Here’s Amaya “going to my meeting".
And light saber outside after our dinner picnic.
It helps that all day long it’s popsicles, fruit raids, bike rides, backyard picnics, library trips, sprinklers, beach expeditions, shows and 1 itty bitty 5 minute lesson on the alphabet. Namely, the letter A, which we’ve been stuck on for about a month now. We’ve tried to move to other letters, but it results in the same issues, so we’ve decided to stick with A. A is for Amaya. But A is tricky. It changes to other letters no matter how many times it has been A, and sometimes numbers, apparently.

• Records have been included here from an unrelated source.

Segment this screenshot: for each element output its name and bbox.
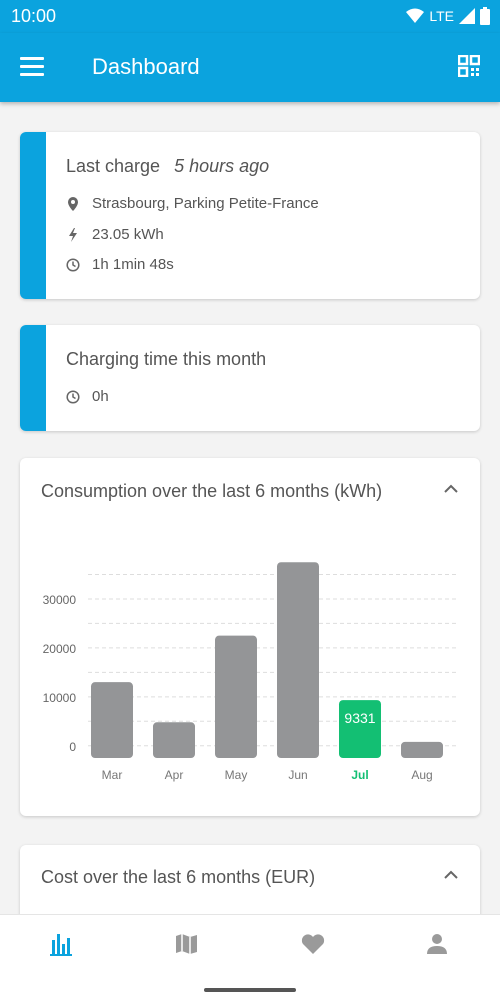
chart-bar (339, 700, 381, 758)
consumption-title: Consumption over the last 6 months (kWh) (41, 481, 383, 501)
location-pin-icon (68, 196, 78, 211)
network-label: LTE (429, 8, 454, 24)
chart-bar (91, 682, 133, 758)
y-tick-label: 30000 (43, 593, 77, 607)
x-tick-label: Apr (165, 768, 184, 782)
chart-bar (401, 741, 443, 758)
last-charge-card[interactable]: Last charge 5 hours ago Strasbourg, Parki… (20, 132, 480, 299)
bottom-navigation (0, 914, 500, 1000)
last-charge-title: Last charge 5 hours ago (66, 156, 269, 177)
menu-icon[interactable] (20, 57, 44, 77)
location-text: Strasbourg, Parking Petite-France (92, 195, 319, 212)
qr-code-icon[interactable] (458, 55, 480, 77)
data-label: 9331 (344, 710, 375, 726)
app-bar: Dashboard (0, 33, 500, 102)
nav-profile-icon[interactable] (423, 930, 451, 958)
duration-row: 1h 1min 48s (66, 256, 174, 273)
battery-icon (480, 7, 490, 25)
x-tick-label: May (225, 768, 248, 782)
duration-text: 1h 1min 48s (92, 256, 174, 273)
charging-time-row: 0h (66, 388, 109, 405)
last-charge-label: Last charge (66, 156, 161, 176)
charging-time-title: Charging time this month (66, 349, 267, 369)
nav-favorites-icon[interactable] (299, 930, 327, 958)
chevron-up-icon[interactable] (444, 484, 458, 494)
charging-time-value: 0h (92, 388, 109, 405)
consumption-chart: 0 10000 20000 30000 Mar Apr May Jun Jul 9331 Aug (43, 562, 458, 782)
x-tick-label: Mar (102, 768, 123, 782)
card-accent (20, 325, 46, 431)
energy-row: 23.05 kWh (66, 226, 164, 243)
location-row: Strasbourg, Parking Petite-France (66, 195, 319, 212)
clock-icon (66, 257, 80, 272)
chart-bar (153, 722, 195, 758)
x-tick-label: Jun (288, 768, 307, 782)
status-bar: 10:00 LTE (0, 0, 500, 33)
status-time: 10:00 (11, 6, 57, 26)
charging-time-card[interactable]: Charging time this month 0h (20, 325, 480, 431)
nav-map-icon[interactable] (173, 930, 201, 958)
page-title: Dashboard (92, 54, 200, 79)
y-tick-label: 20000 (43, 642, 77, 656)
energy-text: 23.05 kWh (92, 226, 164, 243)
lightning-icon (69, 227, 77, 242)
clock-icon (66, 389, 80, 404)
y-tick-label: 10000 (43, 691, 77, 705)
chevron-up-icon[interactable] (444, 870, 458, 880)
cost-title: Cost over the last 6 months (EUR) (41, 867, 316, 887)
x-tick-label: Aug (411, 768, 432, 782)
wifi-icon (406, 8, 425, 23)
home-indicator (204, 988, 296, 992)
nav-dashboard-icon[interactable] (48, 930, 76, 958)
chart-bar (277, 562, 319, 758)
signal-icon (459, 8, 475, 24)
chart-bar (215, 635, 257, 758)
y-tick-label: 0 (69, 740, 76, 754)
last-charge-ago: 5 hours ago (174, 156, 270, 176)
status-icons: LTE (406, 7, 490, 25)
x-tick-label: Jul (351, 768, 368, 782)
card-accent (20, 132, 46, 299)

That 5 minutes is torturous, but somehow, we get through it. Then it’s back to blueberries in cups and playdough all over the kitchen table.
5 comments:
Do you love being on vacation? I'm really excited for you and hope that your 6 months of stay-at-home momness is awesome. You deserve it.
Sometimes I find that I'm jealous of my 8-week old baby. I see her cuddled up in a warm ball, being rocked (by me) and fed (on demand, by me) and in my sleep-deprived delirium I just think how nice it would be to swap roles for a day.
I think with all of the bike riding and popsicles and picnics and beach fun I would be jealous of Amaya too.
Jealous in the good way, of course.
Rock on, super mamma.
i read your stories, but then i see her picture and i just can't imagine her being that naughty. looks can be deceiving i guess. maybe she'll be a really easy teenager.
Reading all the Amaya posts we have been having a running conversation about this, remembering how Miriam was, etc. Every kid (and every parent) is different, and they do change. Miriam was really hard in some ways, and she's still hard in some of those ways (still hates to sleep), but she's gotten a lot easier in other ways. She refused to learn the words of the ABC song (she would sing the melody and mix up the letters), until she went to first grade (in America) and saw she was the only kid who didn't know it. Teaching Miriam to read was torture (especially now that I'm teaching Gwyn and it is totally easy), but once Miriam figured it out and realized that it meant access to fairy stories 24/7, she has been non stop. She just finished the Hobbit. So you just don't know. Amaya seems plenty smart. I wouldn't worry about her academically.
Well, I guess it would be worse if she were ugly and naughty. Ha ha.
Believe me. She's naughty. Even the brand new preschool teacher knew her by name after 1 day and even gave that LOOK. You know the one. It's so weird to be on the other side of that.
Jesse: Learning to read is so torture. I hate it hate it hate it. And I'm not even teaching her how to read yet. Mostly I'm trying to teach her that certain things are really gross and she should stop doing them. Then we throw in some occasional letters. We worked on B today. I thought I was going to go into a tantrum.
I definitely don't worry about her socially. Except that she's SO social. I can imagine the parent teacher conferences in the future.
Da: I love being on vacation. I wish I could forget that I have things to do while I'm on vacation.
Metta: I'm totally jealous of babies. It's so much better than being an adult.